The media has been full of stories recently about overzealous traffic wardens issuing huge numbers of parking tickets to motorists who are unaware they’ve done anything wrong.
In many cases drivers may have simply overstayed or parked in an inappropriate location, but if you believe that you have genuinely been given a ticket unfairly, there are many ways you can appeal this.
The first thing to find out is whether you have received a “penalty charge notice” from the council, or a “parking charge notice” from a private company, as this affects what to do next.
If you’ve received a penalty charge notice (PCN) and disagree with the charge you can appeal for several reasons. These include the alleged infringement not actually happening, exceptional circumstances, such as stopping to help at an accident or in the case that your vehicle had been taken without your consent.
The first step to take is to appeal informally. Write to the council and explain in detail why you think that the ticket has been issued unfairly. Make sure to supply any useful evidence you have including photos, receipts or even witness statements.
If you write within 14 days of receiving the PCN the early payment discount should be frozen until you have found out whether the appeal is successful or not.
If you receive a PCN through the mail ensure that you make a formal appeal within 21 days to be able to pay the discounted price if the appeal is rejected. Do not make any payments as this can be practically impossible to get back.
Should the council fail to respond to you within 56 days of receiving the appeal, it has to cancel the ticket. If a formal appeal is rejected at this stage you will be sent a Notice to Owner ordering you to pay. You can still submit a further appeal to parking adjudication services across the UK.
Your location affects the right body to contact. PATAS serves London while the Traffic Penalty Tribunal operates across the rest of England and Wales. Meanwhile there is a separate Traffic Penalty Tribunal (NI) for Northern Ireland along with a Scottish Parking Appeals Service.
If owners wish to make a further formal appeal, they have up to 28 days from receiving the “notice to owner”. If drivers do neither the council can then increase the fine by 50 per cent. At this stage if motorists haven’t paid, the council can send bailiffs to recover the balance or register the debt at the county court.

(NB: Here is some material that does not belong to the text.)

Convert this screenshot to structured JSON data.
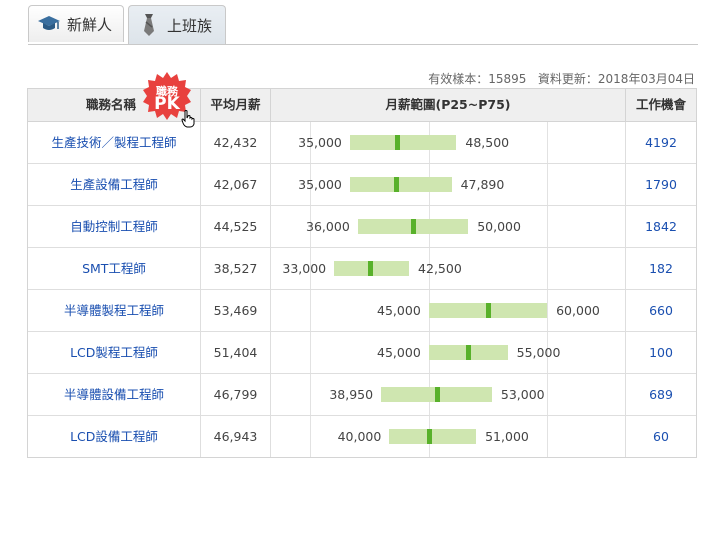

It is still possible to submit a further appeal following this and motorists can opt for a postal or personal appeal hearing. Following this you have to await the hearing’s verdict before taking any action.

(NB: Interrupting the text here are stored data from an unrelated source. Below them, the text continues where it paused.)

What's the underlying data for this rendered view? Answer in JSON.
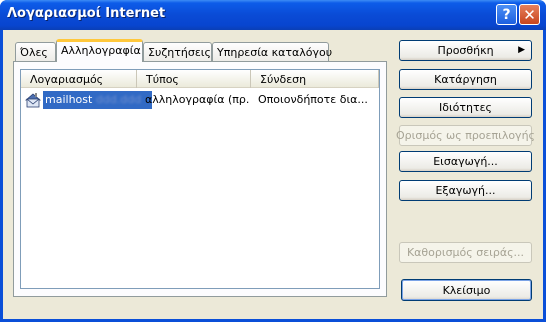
{
  "window": {
    "title": "Λογαριασμοί Internet",
    "help_glyph": "?",
    "close_glyph": "✕"
  },
  "tabs": [
    {
      "label": "Όλες",
      "active": false
    },
    {
      "label": "Αλληλογραφία",
      "active": true
    },
    {
      "label": "Συζητήσεις",
      "active": false
    },
    {
      "label": "Υπηρεσία καταλόγου",
      "active": false
    }
  ],
  "list": {
    "columns": [
      "Λογαριασμός",
      "Τύπος",
      "Σύνδεση"
    ],
    "rows": [
      {
        "account": "mailhost",
        "account_obscured": "ddd.ddd",
        "type": "αλληλογραφία (πρ...",
        "connection": "Οποιονδήποτε δια...",
        "selected": true,
        "icon": "mail-account-icon"
      }
    ]
  },
  "buttons": {
    "add": "Προσθήκη",
    "add_arrow": "▶",
    "remove": "Κατάργηση",
    "properties": "Ιδιότητες",
    "set_default": "Ορισμός ως προεπιλογής",
    "import": "Εισαγωγή...",
    "export": "Εξαγωγή...",
    "set_order": "Καθορισμός σειράς...",
    "close": "Κλείσιμο"
  },
  "colors": {
    "titlebar": "#0a4bd6",
    "dialog_bg": "#ece9d8",
    "selection": "#316ac5",
    "active_tab_accent": "#ffc83c"
  }
}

Parking charge notices are different to penalty charge notices and are issued by companies for alleged offences on private land.

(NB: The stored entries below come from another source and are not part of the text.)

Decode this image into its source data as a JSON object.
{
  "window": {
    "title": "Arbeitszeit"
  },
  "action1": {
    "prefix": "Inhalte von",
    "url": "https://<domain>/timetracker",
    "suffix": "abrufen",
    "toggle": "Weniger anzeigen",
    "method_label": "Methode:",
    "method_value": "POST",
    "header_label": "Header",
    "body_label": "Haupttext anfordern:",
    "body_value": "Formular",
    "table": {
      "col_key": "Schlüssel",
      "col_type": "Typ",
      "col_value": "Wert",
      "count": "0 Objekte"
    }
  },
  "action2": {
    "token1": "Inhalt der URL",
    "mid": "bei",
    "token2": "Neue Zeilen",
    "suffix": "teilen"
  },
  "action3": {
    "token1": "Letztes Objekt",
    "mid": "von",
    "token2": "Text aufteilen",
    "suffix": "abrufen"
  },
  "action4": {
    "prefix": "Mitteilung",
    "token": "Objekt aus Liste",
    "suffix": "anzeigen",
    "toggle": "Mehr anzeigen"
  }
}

These companies do not have the same legal clout as the council and so some may choose to ignore parking charge notices as they are often deemed not legally enforceable. However, if you would rather appeal the charge there is an appeals service called POPLA (Parking on Private Land Appeals).
This service is available across England and Wales. Drivers in Northern Ireland and Scotland don’t have such a service. POPLA appeals involve independent adjudicators reviewing the evidence provided by both parties to determine the validity of the parking charge.
To be able to appeal to POPLA drivers must have appealed to the car park operator beforehand within 30 days of receiving the notice. The car park operator can ignore appeals made after this date and the driver will then be unable to appeal via POPLA.
POPLA is only able to adjudicate tickets received from companies registered under the British Parking Association’s Approved Operator Scheme. Car park signs should show whether the car park operator is listed with this.